Dante place les Érinyes (qu'il appelle Erinni) à la porte de la cité de Dis dans la Divine Comédie : elles servent de gardiennes des enfers médiévaux chrétiens. Au théâtre classique, les thèmes de la vengeance incarnés par les Furies inspirent de nombreuses tragédies. Jean Racine, dans Andromaque et Phèdre, utilise le motif des divinités vengeresses qui conduisent les personnages à la folie et à la mort.

Dans la peinture baroque et néoclassique, les Érinyes apparaissent souvent dans des scènes représentant Oreste ou Hercule tourmentés par leurs crimes. William-Adolphe Bouguereau peint en 1862 le célèbre tableau « Oreste poursuivi par les Furies », conservé au Chrysler Museum of Art.

Dans le langage et la culture populaire

Le mot « mégère », issu du nom de la Furie Mégère, est entré dans la langue française pour désigner une femme colérique et malveillante. Shakespeare exploite ce héritage dans sa comédie La Mégère apprivoisée. Le terme « fureur », dérivé du nom latin Furia, a également conservé cette connotation de rage incontrôlable héritée des déesses de la vengeance.

Dans la littérature contemporaine et les jeux vidéo, les Érinyes et les Furies continuent d'inspirer des personnages de vengeresses ou de justicières implacables.
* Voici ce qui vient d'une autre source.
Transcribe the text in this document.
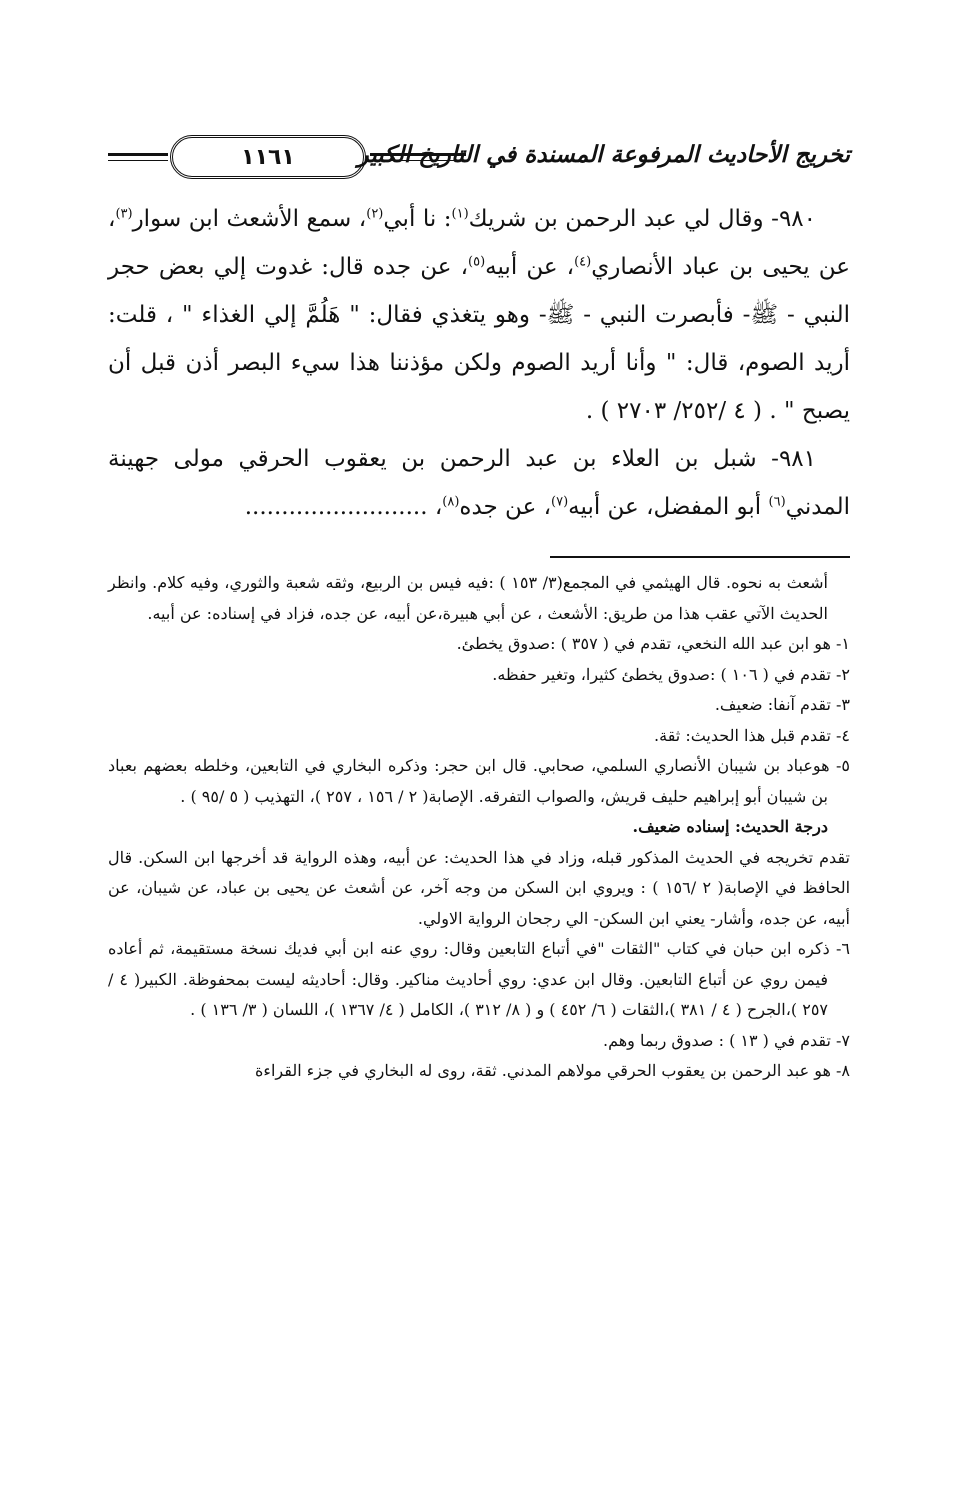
تخريج الأحاديث المرفوعة المسندة في التاريخ الكبير
١١٦١

٩٨٠- وقال لي عبد الرحمن بن شريك$^{(١)}$: نا أبي$^{(٢)}$، سمع الأشعث ابن سوار$^{(٣)}$، عن يحيى بن عباد الأنصاري$^{(٤)}$، عن أبيه$^{(٥)}$، عن جده قال: غدوت إلي بعض حجر النبي - ﷺ- فأبصرت النبي - ﷺ- وهو يتغذي فقال: " هَلُمَّ إلي الغذاء " ، قلت: أريد الصوم، قال: " وأنا أريد الصوم ولكن مؤذننا هذا سيء البصر أذن قبل أن يصبح " . ( ٤ /٢٥٢/ ٢٧٠٣ ) .

٩٨١- شبل بن العلاء بن عبد الرحمن بن يعقوب الحرقي مولى جهينة المدني$^{(٦)}$ أبو المفضل، عن أبيه$^{(٧)}$، عن جده$^{(٨)}$، .........................

أشعث به نحوه. قال الهيثمي في المجمع(٣/ ١٥٣ ) :فيه فيس بن الربيع، وثقه شعبة والثوري، وفيه كلام. وانظر الحديث الآتي عقب هذا من طريق: الأشعث ، عن أبي هبيرة،عن أبيه، عن جده، فزاد في إسناده: عن أبيه.

١- هو ابن عبد الله النخعي، تقدم في ( ٣٥٧ ) :صدوق يخطئ.

٢- تقدم في ( ١٠٦ ) :صدوق يخطئ كثيرا، وتغير حفظه.

٣- تقدم آنفا: ضعيف.

٤- تقدم قبل هذا الحديث: ثقة.

٥- هوعباد بن شيبان الأنصاري السلمي، صحابي. قال ابن حجر: وذكره البخاري في التابعين، وخلطه بعضهم بعباد بن شيبان أبو إبراهيم حليف قريش، والصواب التفرقه. الإصابة( ٢ / ١٥٦ ، ٢٥٧ )، التهذيب ( ٥ /٩٥ ) .

درجة الحديث: إسناده ضعيف.

تقدم تخريجه في الحديث المذكور قبله، وزاد في هذا الحديث: عن أبيه، وهذه الرواية قد أخرجها ابن السكن. قال الحافظ في الإصابة( ٢ /١٥٦ ) : ويروي ابن السكن من وجه آخر، عن أشعث عن يحيى بن عباد، عن شيبان، عن أبيه، عن جده، وأشار- يعني ابن السكن- الي رجحان الرواية الاولي.

٦- ذكره ابن حبان في كتاب "الثقات "في أتباع التابعين وقال: روي عنه ابن أبي فديك نسخة مستقيمة، ثم أعاده فيمن روي عن أتباع التابعين. وقال ابن عدي: روي أحاديث مناكير. وقال: أحاديثه ليست بمحفوظة. الكبير( ٤ /٢٥٧ )،الجرح ( ٤ / ٣٨١ )،الثقات ( ٦/ ٤٥٢ ) و ( ٨/ ٣١٢ )، الكامل ( ٤/ ١٣٦٧ )، اللسان ( ٣/ ١٣٦ ) .

٧- تقدم في ( ١٣ ) : صدوق ربما وهم.

٨- هو عبد الرحمن بن يعقوب الحرقي مولاهم المدني. ثقة، روى له البخاري في جزء القراءة
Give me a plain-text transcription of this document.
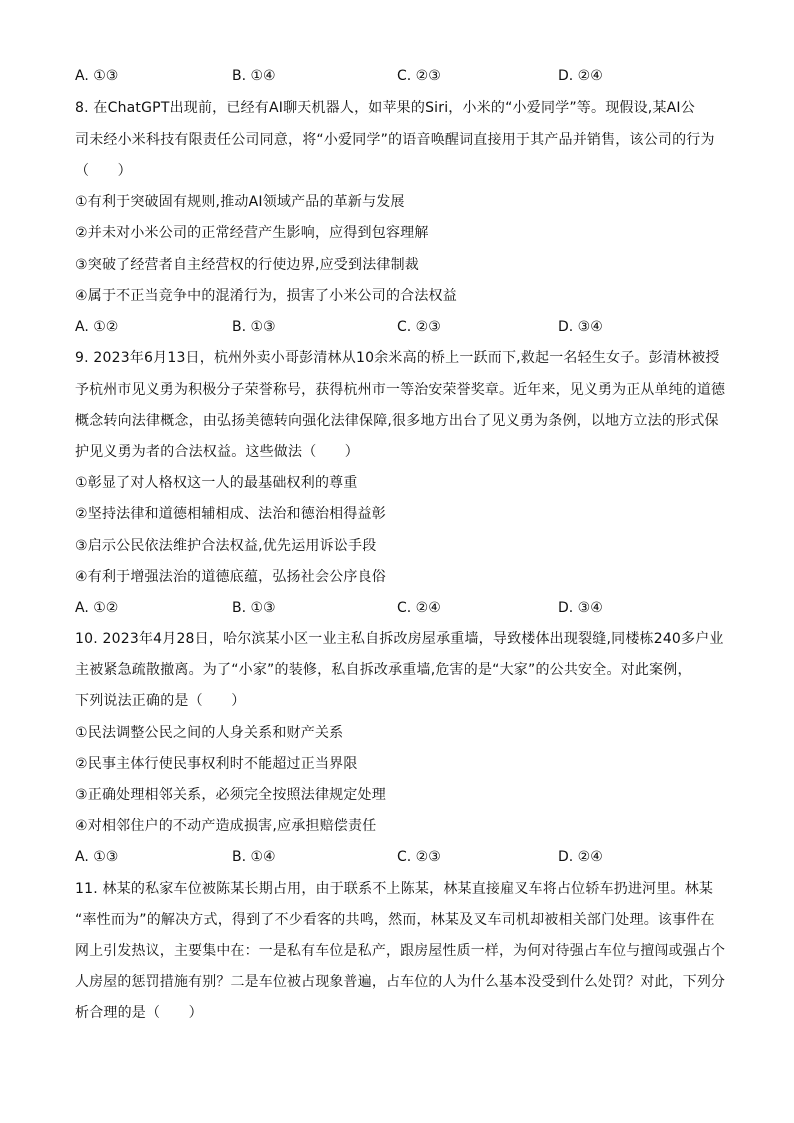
A. ①③	B. ①④	C. ②③	D. ②④
8. 在ChatGPT出现前，已经有AI聊天机器人，如苹果的Siri，小米的“小爱同学”等。现假设,某AI公
司未经小米科技有限责任公司同意，将“小爱同学”的语音唤醒词直接用于其产品并销售，该公司的行为
（　　）
①有利于突破固有规则,推动AI领域产品的革新与发展
②并未对小米公司的正常经营产生影响，应得到包容理解
③突破了经营者自主经营权的行使边界,应受到法律制裁
④属于不正当竞争中的混淆行为，损害了小米公司的合法权益
A. ①②	B. ①③	C. ②③	D. ③④
9. 2023年6月13日，杭州外卖小哥彭清林从10余米高的桥上一跃而下,救起一名轻生女子。彭清林被授
予杭州市见义勇为积极分子荣誉称号，获得杭州市一等治安荣誉奖章。近年来，见义勇为正从单纯的道德
概念转向法律概念，由弘扬美德转向强化法律保障,很多地方出台了见义勇为条例，以地方立法的形式保
护见义勇为者的合法权益。这些做法（　　）
①彰显了对人格权这一人的最基础权利的尊重
②坚持法律和道德相辅相成、法治和德治相得益彰
③启示公民依法维护合法权益,优先运用诉讼手段
④有利于增强法治的道德底蕴，弘扬社会公序良俗
A. ①②	B. ①③	C. ②④	D. ③④
10. 2023年4月28日，哈尔滨某小区一业主私自拆改房屋承重墙，导致楼体出现裂缝,同楼栋240多户业
主被紧急疏散撤离。为了“小家”的装修，私自拆改承重墙,危害的是“大家”的公共安全。对此案例，
下列说法正确的是（　　）
①民法调整公民之间的人身关系和财产关系
②民事主体行使民事权利时不能超过正当界限
③正确处理相邻关系，必须完全按照法律规定处理
④对相邻住户的不动产造成损害,应承担赔偿责任
A. ①③	B. ①④	C. ②③	D. ②④
11. 林某的私家车位被陈某长期占用，由于联系不上陈某，林某直接雇叉车将占位轿车扔进河里。林某
“率性而为”的解决方式，得到了不少看客的共鸣，然而，林某及叉车司机却被相关部门处理。该事件在
网上引发热议，主要集中在：一是私有车位是私产，跟房屋性质一样，为何对待强占车位与擅闯或强占个
人房屋的惩罚措施有别？二是车位被占现象普遍，占车位的人为什么基本没受到什么处罚？对此，下列分
析合理的是（　　）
Leur archétype reste l'une des images les plus puissantes de la justice absolue dans l'imaginaire collectif occidental.

Questions fréquentes

Quelle est la différence entre les Érinyes et les Furies ?

Érinyes est le nom grec de ces divinités de la vengeance ; Furies est leur équivalent romain. Le terme latin « Dirae » (les Terribles) est également utilisé. Les deux désignent les mêmes trois personnages : Tisiphone, Mégère et Alecto. La mythologie romaine a largement repris la mythologie grecque, en latinisant les noms et les contextes culturels.

Pourquoi les Érinyes s'appelaient-elles aussi les Euménides ?

Le nom Euménides, qui signifie « Bienveillantes », est un euphémisme apotropaïque : les Grecs évitaient de prononcer le nom des Érinyes par peur de les invoquer. Dans la tragédie d'Eschyle, ce nom désigne leur transformation en divinités bienveillantes d'Athènes après le procès d'Oreste, quand Athéna les intègre dans le nouvel ordre civique.

Les Érinyes poursuivaient-elles uniquement les meurtriers ?

Non. Les Érinyes s'occupaient de tous les crimes contre les liens familiaux et sociaux fondamentaux : meurtre d'un proche, parjure grave, manque de respect envers les parents ou les hôtes. Elles punissaient aussi les crimes commis par les puissants, rappelant que personne n'échappe à la rétribution divine, pas même les rois ou les héros.

Quelle est l'origine du mot « mégère » en français ?

Le mot « mégère » vient directement du nom de la Furie Mégère (en grec : Megaira), dont le nom signifie « la Haineuse » ou « Celle qui jalouse ». Au fil des siècles, ce nom est devenu un nom commun désignant une femme acariâtre et colérique. Shakespeare l'a utilisé dans le titre de sa comédie La Mégère apprivoisée (vers 1590).

Comment les artistes antiques représentaient-ils les Érinyes ?

Dans l'art grec ancien, les Érinyes sont représentées comme des femmes ailées, aux cheveux entrelacés de serpents, portant des torches et des fouets. Leurs yeux pleurent parfois des larmes de sang. Cette iconographie souligne leur caractère terrifiant et leur appartenance au monde des ténèbres souterraines, en opposition aux divinités olympiennes lumineuses.

Les Érinyes apparaissent-elles dans d'autres mythologies que la grecque ?

Des figures similaires existent dans d'autres traditions mythologiques. Dans la mythologie nordique, les Valkyries partagent certaines caractéristiques de guerrières ou d'arbitres du destin. Dans les traditions orientales, des divinités vengeresses féminines apparaissent également. L'archétype de la vengeresse divine semble universel, même si les Érinyes grecques restent la forme la plus élaborée et la plus littérairement développée de ce type.